Questions 4-11 are from the chalkboard lecture or the article entitled, "The Bacteria Fight Back." This article was posted on the professor's drive in the folder named: april_24_2009_antimicrobial_resistance_continued.

4. According to the data from the CDC, how many deaths occurred in the US in 2002 as a result of bacterial infections? Of those deaths, how many were caused by drug-resistant strains of bacteria?

5. Why is the hospital environment particularly conducive to the acquisition and spread of drug-resistant bugs?

6. Who is Alexandar Tomasz and what did he have to say about penicillin? (What is penicillinase? What is a plasmid epidemic?)

7. What is MRSA? Why is MRSA a threat to public health? What is the name of the gene which confers the resistance to methicillin? According to data from 2002, what is the estimated number of hospital-acquired MRSA infections per year?

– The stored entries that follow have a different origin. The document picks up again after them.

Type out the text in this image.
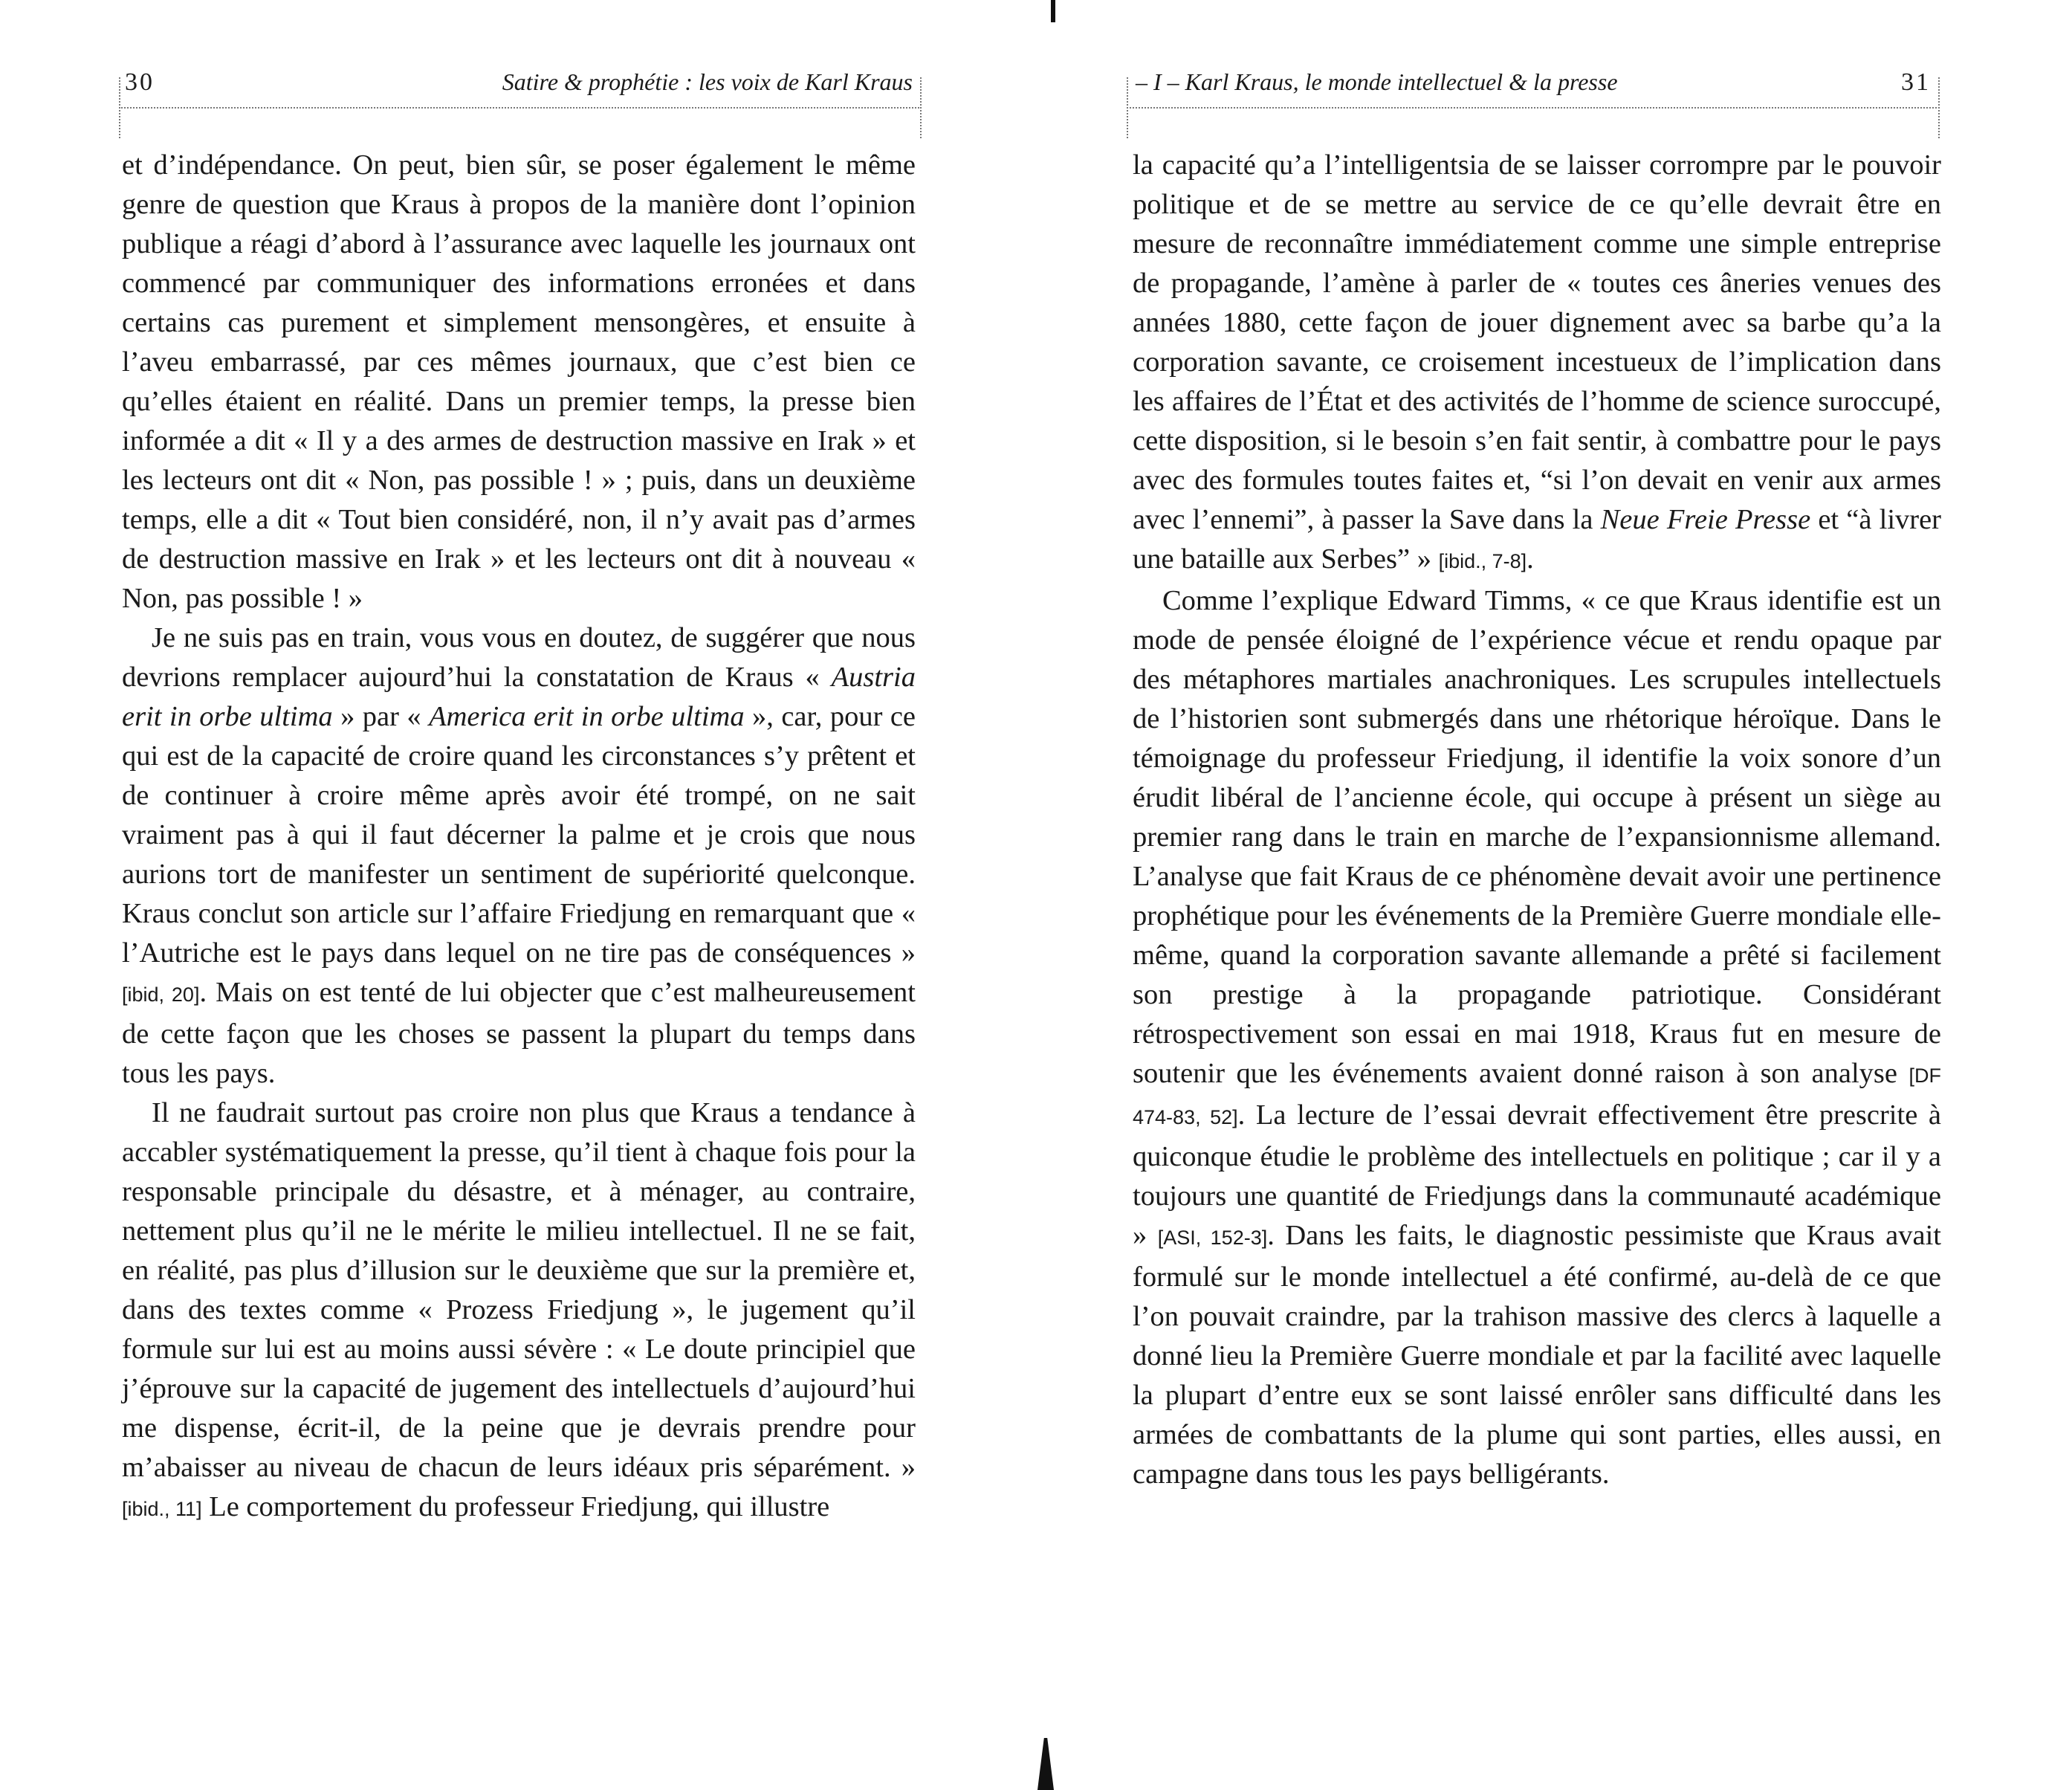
30	Satire & prophétie : les voix de Karl Kraus

et d’indépendance. On peut, bien sûr, se poser également le même genre de question que Kraus à propos de la manière dont l’opinion publique a réagi d’abord à l’assurance avec laquelle les journaux ont commencé par communiquer des informations erronées et dans certains cas purement et simplement mensongères, et ensuite à l’aveu embarrassé, par ces mêmes journaux, que c’est bien ce qu’elles étaient en réalité. Dans un premier temps, la presse bien informée a dit « Il y a des armes de destruction massive en Irak » et les lecteurs ont dit « Non, pas possible ! » ; puis, dans un deuxième temps, elle a dit « Tout bien considéré, non, il n’y avait pas d’armes de destruction massive en Irak » et les lecteurs ont dit à nouveau « Non, pas possible ! »

Je ne suis pas en train, vous vous en doutez, de suggérer que nous devrions remplacer aujourd’hui la constatation de Kraus « Austria erit in orbe ultima » par « America erit in orbe ultima », car, pour ce qui est de la capacité de croire quand les circonstances s’y prêtent et de continuer à croire même après avoir été trompé, on ne sait vraiment pas à qui il faut décerner la palme et je crois que nous aurions tort de manifester un sentiment de supériorité quelconque. Kraus conclut son article sur l’affaire Friedjung en remarquant que « l’Autriche est le pays dans lequel on ne tire pas de conséquences » [ibid, 20]. Mais on est tenté de lui objecter que c’est malheureusement de cette façon que les choses se passent la plupart du temps dans tous les pays.

Il ne faudrait surtout pas croire non plus que Kraus a tendance à accabler systématiquement la presse, qu’il tient à chaque fois pour la responsable principale du désastre, et à ménager, au contraire, nettement plus qu’il ne le mérite le milieu intellectuel. Il ne se fait, en réalité, pas plus d’illusion sur le deuxième que sur la première et, dans des textes comme « Prozess Friedjung », le jugement qu’il formule sur lui est au moins aussi sévère : « Le doute principiel que j’éprouve sur la capacité de jugement des intellectuels d’aujourd’hui me dispense, écrit-il, de la peine que je devrais prendre pour m’abaisser au niveau de chacun de leurs idéaux pris séparément. » [ibid., 11] Le comportement du professeur Friedjung, qui illustre

– I – Karl Kraus, le monde intellectuel & la presse	31

la capacité qu’a l’intelligentsia de se laisser corrompre par le pouvoir politique et de se mettre au service de ce qu’elle devrait être en mesure de reconnaître immédiatement comme une simple entreprise de propagande, l’amène à parler de « toutes ces âneries venues des années 1880, cette façon de jouer dignement avec sa barbe qu’a la corporation savante, ce croisement incestueux de l’implication dans les affaires de l’État et des activités de l’homme de science suroccupé, cette disposition, si le besoin s’en fait sentir, à combattre pour le pays avec des formules toutes faites et, “si l’on devait en venir aux armes avec l’ennemi”, à passer la Save dans la Neue Freie Presse et “à livrer une bataille aux Serbes” » [ibid., 7-8].

Comme l’explique Edward Timms, « ce que Kraus identifie est un mode de pensée éloigné de l’expérience vécue et rendu opaque par des métaphores martiales anachroniques. Les scrupules intellectuels de l’historien sont submergés dans une rhétorique héroïque. Dans le témoignage du professeur Friedjung, il identifie la voix sonore d’un érudit libéral de l’ancienne école, qui occupe à présent un siège au premier rang dans le train en marche de l’expansionnisme allemand. L’analyse que fait Kraus de ce phénomène devait avoir une pertinence prophétique pour les événements de la Première Guerre mondiale elle-même, quand la corporation savante allemande a prêté si facilement son prestige à la propagande patriotique. Considérant rétrospectivement son essai en mai 1918, Kraus fut en mesure de soutenir que les événements avaient donné raison à son analyse [DF 474-83, 52]. La lecture de l’essai devrait effectivement être prescrite à quiconque étudie le problème des intellectuels en politique ; car il y a toujours une quantité de Friedjungs dans la communauté académique » [ASI, 152-3]. Dans les faits, le diagnostic pessimiste que Kraus avait formulé sur le monde intellectuel a été confirmé, au-delà de ce que l’on pouvait craindre, par la trahison massive des clercs à laquelle a donné lieu la Première Guerre mondiale et par la facilité avec laquelle la plupart d’entre eux se sont laissé enrôler sans difficulté dans les armées de combattants de la plume qui sont parties, elles aussi, en campagne dans tous les pays belligérants.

8. What is vancomycin? When was it discovered? What is VRSA?

9. When was linezolid approved by the FDA? When were linezolid-resistant bacteria first observed?

10. Describe the trend in new antibiotics approved by the FDA over the past 10-15 years. What might such a 'paltry pipeline' mean to the public health?

11. Is there an effective vaccine to prevent infection by S. aureus? What limits the usefulness of this vaccine?